Acho que esse espelho para onde olhei, acabou flagrando meu coração também…

Depois do parto de ouriço que foi a mudança, feita praticamente sem a minha presença, finalmente ontem, consegui colocar tudo em ordem e curtir a nova morada.

Porém temo o que vou encontrar hoje, quando chegar em casa, pois quando saí estavam terminando a reforma na área de serviço.

Foi um estresse danado no sábado, quando posei no apê novo no meio de uma bagunça sem fim. Tadeu, mais uma vez gracias pela paciência. Ele acompanhou, via torpedo, minuto a minuto, da minha empreitada. E a todos os amigos que ofereceram ajuda, meu agradecimento.

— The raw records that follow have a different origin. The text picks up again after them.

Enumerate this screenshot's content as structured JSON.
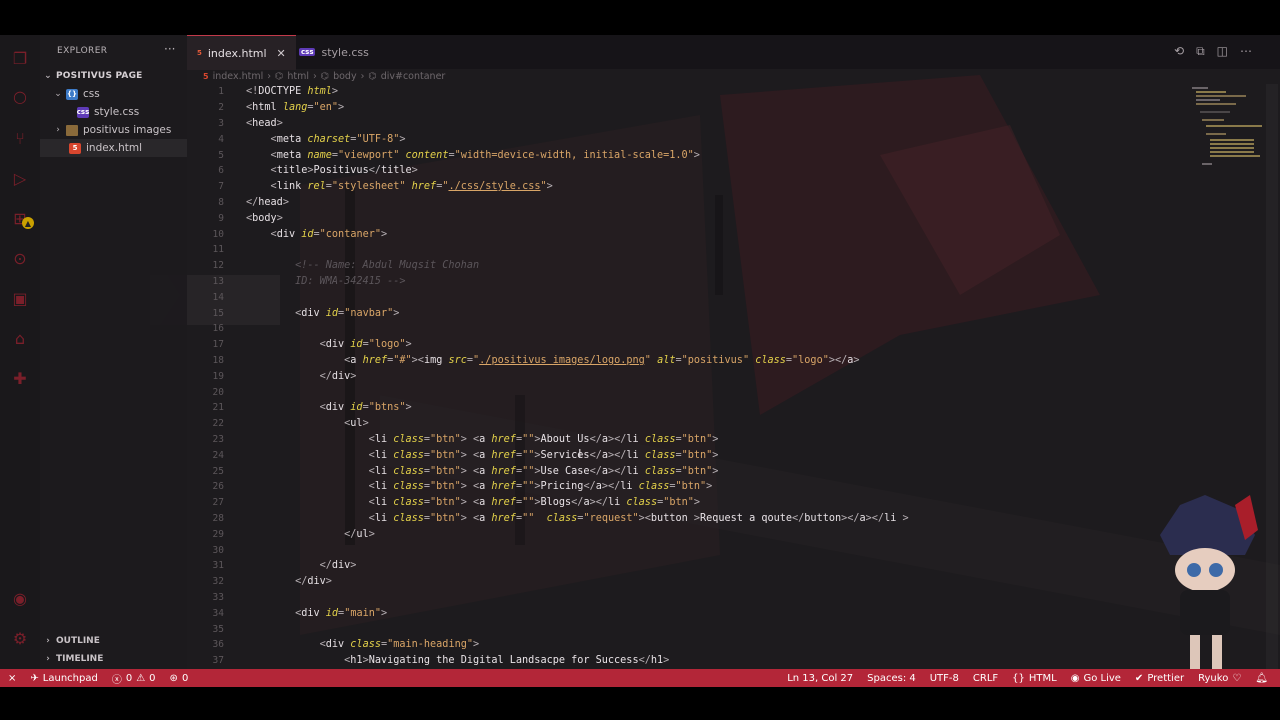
{
  "sidebar": {
    "title": "EXPLORER",
    "more": "···",
    "project": "POSITIVUS PAGE",
    "items": [
      {
        "label": "css",
        "type": "folder-open",
        "indent": 1
      },
      {
        "label": "style.css",
        "type": "css",
        "indent": 2
      },
      {
        "label": "positivus images",
        "type": "folder",
        "indent": 1
      },
      {
        "label": "index.html",
        "type": "html",
        "indent": 1
      }
    ],
    "outline": "OUTLINE",
    "timeline": "TIMELINE"
  },
  "tabs": [
    {
      "label": "index.html",
      "icon": "html-file-icon",
      "active": true
    },
    {
      "label": "style.css",
      "icon": "css-file-icon",
      "active": false
    }
  ],
  "breadcrumb": [
    "index.html",
    "html",
    "body",
    "div#contaner"
  ],
  "code": {
    "line_numbers": [
      "1",
      "2",
      "3",
      "4",
      "5",
      "6",
      "7",
      "8",
      "9",
      "10",
      "11",
      "12",
      "13",
      "14",
      "15",
      "16",
      "17",
      "18",
      "19",
      "20",
      "21",
      "22",
      "23",
      "24",
      "25",
      "26",
      "27",
      "28",
      "29",
      "30",
      "31",
      "32",
      "33",
      "34",
      "35",
      "36",
      "37"
    ],
    "lines": [
      [
        [
          "br",
          "<!"
        ],
        [
          "tag",
          "DOCTYPE "
        ],
        [
          "attr",
          "html"
        ],
        [
          "br",
          ">"
        ]
      ],
      [
        [
          "br",
          "<"
        ],
        [
          "tag",
          "html "
        ],
        [
          "attr",
          "lang"
        ],
        [
          "br",
          "="
        ],
        [
          "str",
          "\"en\""
        ],
        [
          "br",
          ">"
        ]
      ],
      [
        [
          "br",
          "<"
        ],
        [
          "tag",
          "head"
        ],
        [
          "br",
          ">"
        ]
      ],
      [
        [
          "txt",
          "    "
        ],
        [
          "br",
          "<"
        ],
        [
          "tag",
          "meta "
        ],
        [
          "attr",
          "charset"
        ],
        [
          "br",
          "="
        ],
        [
          "str",
          "\"UTF-8\""
        ],
        [
          "br",
          ">"
        ]
      ],
      [
        [
          "txt",
          "    "
        ],
        [
          "br",
          "<"
        ],
        [
          "tag",
          "meta "
        ],
        [
          "attr",
          "name"
        ],
        [
          "br",
          "="
        ],
        [
          "str",
          "\"viewport\" "
        ],
        [
          "attr",
          "content"
        ],
        [
          "br",
          "="
        ],
        [
          "str",
          "\"width=device-width, initial-scale=1.0\""
        ],
        [
          "br",
          ">"
        ]
      ],
      [
        [
          "txt",
          "    "
        ],
        [
          "br",
          "<"
        ],
        [
          "tag",
          "title"
        ],
        [
          "br",
          ">"
        ],
        [
          "txt",
          "Positivus"
        ],
        [
          "br",
          "</"
        ],
        [
          "tag",
          "title"
        ],
        [
          "br",
          ">"
        ]
      ],
      [
        [
          "txt",
          "    "
        ],
        [
          "br",
          "<"
        ],
        [
          "tag",
          "link "
        ],
        [
          "attr",
          "rel"
        ],
        [
          "br",
          "="
        ],
        [
          "str",
          "\"stylesheet\" "
        ],
        [
          "attr",
          "href"
        ],
        [
          "br",
          "="
        ],
        [
          "str",
          "\""
        ],
        [
          "link",
          "./css/style.css"
        ],
        [
          "str",
          "\""
        ],
        [
          "br",
          ">"
        ]
      ],
      [
        [
          "br",
          "</"
        ],
        [
          "tag",
          "head"
        ],
        [
          "br",
          ">"
        ]
      ],
      [
        [
          "br",
          "<"
        ],
        [
          "tag",
          "body"
        ],
        [
          "br",
          ">"
        ]
      ],
      [
        [
          "txt",
          "    "
        ],
        [
          "br",
          "<"
        ],
        [
          "tag",
          "div "
        ],
        [
          "attr",
          "id"
        ],
        [
          "br",
          "="
        ],
        [
          "str",
          "\"contaner\""
        ],
        [
          "br",
          ">"
        ]
      ],
      [],
      [
        [
          "txt",
          "        "
        ],
        [
          "com",
          "<!-- Name: Abdul Muqsit Chohan"
        ]
      ],
      [
        [
          "txt",
          "        "
        ],
        [
          "com",
          "ID: WMA-342415 -->"
        ]
      ],
      [],
      [
        [
          "txt",
          "        "
        ],
        [
          "br",
          "<"
        ],
        [
          "tag",
          "div "
        ],
        [
          "attr",
          "id"
        ],
        [
          "br",
          "="
        ],
        [
          "str",
          "\"navbar\""
        ],
        [
          "br",
          ">"
        ]
      ],
      [],
      [
        [
          "txt",
          "            "
        ],
        [
          "br",
          "<"
        ],
        [
          "tag",
          "div "
        ],
        [
          "attr",
          "id"
        ],
        [
          "br",
          "="
        ],
        [
          "str",
          "\"logo\""
        ],
        [
          "br",
          ">"
        ]
      ],
      [
        [
          "txt",
          "                "
        ],
        [
          "br",
          "<"
        ],
        [
          "tag",
          "a "
        ],
        [
          "attr",
          "href"
        ],
        [
          "br",
          "="
        ],
        [
          "str",
          "\"#\""
        ],
        [
          "br",
          "><"
        ],
        [
          "tag",
          "img "
        ],
        [
          "attr",
          "src"
        ],
        [
          "br",
          "="
        ],
        [
          "str",
          "\""
        ],
        [
          "link",
          "./positivus images/logo.png"
        ],
        [
          "str",
          "\" "
        ],
        [
          "attr",
          "alt"
        ],
        [
          "br",
          "="
        ],
        [
          "str",
          "\"positivus\" "
        ],
        [
          "attr",
          "class"
        ],
        [
          "br",
          "="
        ],
        [
          "str",
          "\"logo\""
        ],
        [
          "br",
          "></"
        ],
        [
          "tag",
          "a"
        ],
        [
          "br",
          ">"
        ]
      ],
      [
        [
          "txt",
          "            "
        ],
        [
          "br",
          "</"
        ],
        [
          "tag",
          "div"
        ],
        [
          "br",
          ">"
        ]
      ],
      [],
      [
        [
          "txt",
          "            "
        ],
        [
          "br",
          "<"
        ],
        [
          "tag",
          "div "
        ],
        [
          "attr",
          "id"
        ],
        [
          "br",
          "="
        ],
        [
          "str",
          "\"btns\""
        ],
        [
          "br",
          ">"
        ]
      ],
      [
        [
          "txt",
          "                "
        ],
        [
          "br",
          "<"
        ],
        [
          "tag",
          "ul"
        ],
        [
          "br",
          ">"
        ]
      ],
      [
        [
          "txt",
          "                    "
        ],
        [
          "br",
          "<"
        ],
        [
          "tag",
          "li "
        ],
        [
          "attr",
          "class"
        ],
        [
          "br",
          "="
        ],
        [
          "str",
          "\"btn\""
        ],
        [
          "br",
          "> <"
        ],
        [
          "tag",
          "a "
        ],
        [
          "attr",
          "href"
        ],
        [
          "br",
          "="
        ],
        [
          "str",
          "\"\""
        ],
        [
          "br",
          ">"
        ],
        [
          "txt",
          "About Us"
        ],
        [
          "br",
          "</"
        ],
        [
          "tag",
          "a"
        ],
        [
          "br",
          "></"
        ],
        [
          "tag",
          "li "
        ],
        [
          "attr",
          "class"
        ],
        [
          "br",
          "="
        ],
        [
          "str",
          "\"btn\""
        ],
        [
          "br",
          ">"
        ]
      ],
      [
        [
          "txt",
          "                    "
        ],
        [
          "br",
          "<"
        ],
        [
          "tag",
          "li "
        ],
        [
          "attr",
          "class"
        ],
        [
          "br",
          "="
        ],
        [
          "str",
          "\"btn\""
        ],
        [
          "br",
          "> <"
        ],
        [
          "tag",
          "a "
        ],
        [
          "attr",
          "href"
        ],
        [
          "br",
          "="
        ],
        [
          "str",
          "\"\""
        ],
        [
          "br",
          ">"
        ],
        [
          "txt",
          "Services"
        ],
        [
          "br",
          "</"
        ],
        [
          "tag",
          "a"
        ],
        [
          "br",
          "></"
        ],
        [
          "tag",
          "li "
        ],
        [
          "attr",
          "class"
        ],
        [
          "br",
          "="
        ],
        [
          "str",
          "\"btn\""
        ],
        [
          "br",
          ">"
        ]
      ],
      [
        [
          "txt",
          "                    "
        ],
        [
          "br",
          "<"
        ],
        [
          "tag",
          "li "
        ],
        [
          "attr",
          "class"
        ],
        [
          "br",
          "="
        ],
        [
          "str",
          "\"btn\""
        ],
        [
          "br",
          "> <"
        ],
        [
          "tag",
          "a "
        ],
        [
          "attr",
          "href"
        ],
        [
          "br",
          "="
        ],
        [
          "str",
          "\"\""
        ],
        [
          "br",
          ">"
        ],
        [
          "txt",
          "Use Case"
        ],
        [
          "br",
          "</"
        ],
        [
          "tag",
          "a"
        ],
        [
          "br",
          "></"
        ],
        [
          "tag",
          "li "
        ],
        [
          "attr",
          "class"
        ],
        [
          "br",
          "="
        ],
        [
          "str",
          "\"btn\""
        ],
        [
          "br",
          ">"
        ]
      ],
      [
        [
          "txt",
          "                    "
        ],
        [
          "br",
          "<"
        ],
        [
          "tag",
          "li "
        ],
        [
          "attr",
          "class"
        ],
        [
          "br",
          "="
        ],
        [
          "str",
          "\"btn\""
        ],
        [
          "br",
          "> <"
        ],
        [
          "tag",
          "a "
        ],
        [
          "attr",
          "href"
        ],
        [
          "br",
          "="
        ],
        [
          "str",
          "\"\""
        ],
        [
          "br",
          ">"
        ],
        [
          "txt",
          "Pricing"
        ],
        [
          "br",
          "</"
        ],
        [
          "tag",
          "a"
        ],
        [
          "br",
          "></"
        ],
        [
          "tag",
          "li "
        ],
        [
          "attr",
          "class"
        ],
        [
          "br",
          "="
        ],
        [
          "str",
          "\"btn\""
        ],
        [
          "br",
          ">"
        ]
      ],
      [
        [
          "txt",
          "                    "
        ],
        [
          "br",
          "<"
        ],
        [
          "tag",
          "li "
        ],
        [
          "attr",
          "class"
        ],
        [
          "br",
          "="
        ],
        [
          "str",
          "\"btn\""
        ],
        [
          "br",
          "> <"
        ],
        [
          "tag",
          "a "
        ],
        [
          "attr",
          "href"
        ],
        [
          "br",
          "="
        ],
        [
          "str",
          "\"\""
        ],
        [
          "br",
          ">"
        ],
        [
          "txt",
          "Blogs"
        ],
        [
          "br",
          "</"
        ],
        [
          "tag",
          "a"
        ],
        [
          "br",
          "></"
        ],
        [
          "tag",
          "li "
        ],
        [
          "attr",
          "class"
        ],
        [
          "br",
          "="
        ],
        [
          "str",
          "\"btn\""
        ],
        [
          "br",
          ">"
        ]
      ],
      [
        [
          "txt",
          "                    "
        ],
        [
          "br",
          "<"
        ],
        [
          "tag",
          "li "
        ],
        [
          "attr",
          "class"
        ],
        [
          "br",
          "="
        ],
        [
          "str",
          "\"btn\""
        ],
        [
          "br",
          "> <"
        ],
        [
          "tag",
          "a "
        ],
        [
          "attr",
          "href"
        ],
        [
          "br",
          "="
        ],
        [
          "str",
          "\"\"  "
        ],
        [
          "attr",
          "class"
        ],
        [
          "br",
          "="
        ],
        [
          "str",
          "\"request\""
        ],
        [
          "br",
          "><"
        ],
        [
          "tag",
          "button "
        ],
        [
          "br",
          ">"
        ],
        [
          "txt",
          "Request a qoute"
        ],
        [
          "br",
          "</"
        ],
        [
          "tag",
          "button"
        ],
        [
          "br",
          "></"
        ],
        [
          "tag",
          "a"
        ],
        [
          "br",
          "></"
        ],
        [
          "tag",
          "li "
        ],
        [
          "br",
          ">"
        ]
      ],
      [
        [
          "txt",
          "                "
        ],
        [
          "br",
          "</"
        ],
        [
          "tag",
          "ul"
        ],
        [
          "br",
          ">"
        ]
      ],
      [],
      [
        [
          "txt",
          "            "
        ],
        [
          "br",
          "</"
        ],
        [
          "tag",
          "div"
        ],
        [
          "br",
          ">"
        ]
      ],
      [
        [
          "txt",
          "        "
        ],
        [
          "br",
          "</"
        ],
        [
          "tag",
          "div"
        ],
        [
          "br",
          ">"
        ]
      ],
      [],
      [
        [
          "txt",
          "        "
        ],
        [
          "br",
          "<"
        ],
        [
          "tag",
          "div "
        ],
        [
          "attr",
          "id"
        ],
        [
          "br",
          "="
        ],
        [
          "str",
          "\"main\""
        ],
        [
          "br",
          ">"
        ]
      ],
      [],
      [
        [
          "txt",
          "            "
        ],
        [
          "br",
          "<"
        ],
        [
          "tag",
          "div "
        ],
        [
          "attr",
          "class"
        ],
        [
          "br",
          "="
        ],
        [
          "str",
          "\"main-heading\""
        ],
        [
          "br",
          ">"
        ]
      ],
      [
        [
          "txt",
          "                "
        ],
        [
          "br",
          "<"
        ],
        [
          "tag",
          "h1"
        ],
        [
          "br",
          ">"
        ],
        [
          "txt",
          "Navigating the Digital Landsacpe for Success"
        ],
        [
          "br",
          "</"
        ],
        [
          "tag",
          "h1"
        ],
        [
          "br",
          ">"
        ]
      ]
    ]
  },
  "status": {
    "launchpad": "Launchpad",
    "errors": "0",
    "warnings": "0",
    "ports": "0",
    "position": "Ln 13, Col 27",
    "spaces": "Spaces: 4",
    "encoding": "UTF-8",
    "eol": "CRLF",
    "language": "HTML",
    "golive": "Go Live",
    "prettier": "Prettier",
    "theme": "Ryuko"
  },
  "colors": {
    "accent": "#b32638",
    "editor_bg": "#1d1b1e",
    "attribute": "#e4d24a",
    "string": "#d9a567"
  }
}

Eu morava num JK, com uma cozinha menor que um banheiro decente. Agora tenho um quarto, uma sala e uma cozinha de gente. Estou me sentindo meio só. Parece que a casa é grande demais para mim. Mas sei que isso passa. Mudar é estranho. Você vai para um ambiente todo diferente, mas todas as tuas coisas estão lá!

Do Centro, onde morava, vou levar saudades do cinema na Casa de Cultura nos domingos a noite, podendo voltar a pé, às 22 e tanta da noite para casa. Da comida boa e barata do Alto Astral II, que ficava embaixo do prédio. Do quarto do poeta, que presenciou silenciosamente meus momentos de profunda tristeza. Da padaria Andradas e a maravilhosa torta de morango que eles fazem. Do pão com gergelim do Zaffari. De como é fácil encontrar tudo no pequeno Nacional do Rua da Praia Shopping (agora eu moro perto do Big, que é um hipermercado). De atalhar pelo shopping em dias de chuva. Do pôr-de-sol que não vi no Gazômetro. Do Circular Praça XV. Sentirei falta até de coisas pouco agradáveis, como o sino das Dores que tocava domingo de manhã e no sábado à tarde que me trazia algumas lembranças. Do toque da troca de guarda no quartel às 8 da matina e da banda marcial que tocava pelo menos uma vez por mês. E das lembranças boas que lá tive, que quero esquecê-las. A principal resolução para a casa nova, já que lá terei uma morada permante, é cuidar bem que tipo de coisa lá viverei, para não marcá-la de lembranças boas que possam se tornar ruins ou em vão… Mas ainda estarei perto do Rio, bem mais perto, podendo vê-lo da frente do meu prédio… e só não o enxergo da minha janela porque há muitas árvores no condomínio, o que não é menos agradavél, pois antes eu só tinha a cinza e a dureza dos prédios que estavam a minha volta.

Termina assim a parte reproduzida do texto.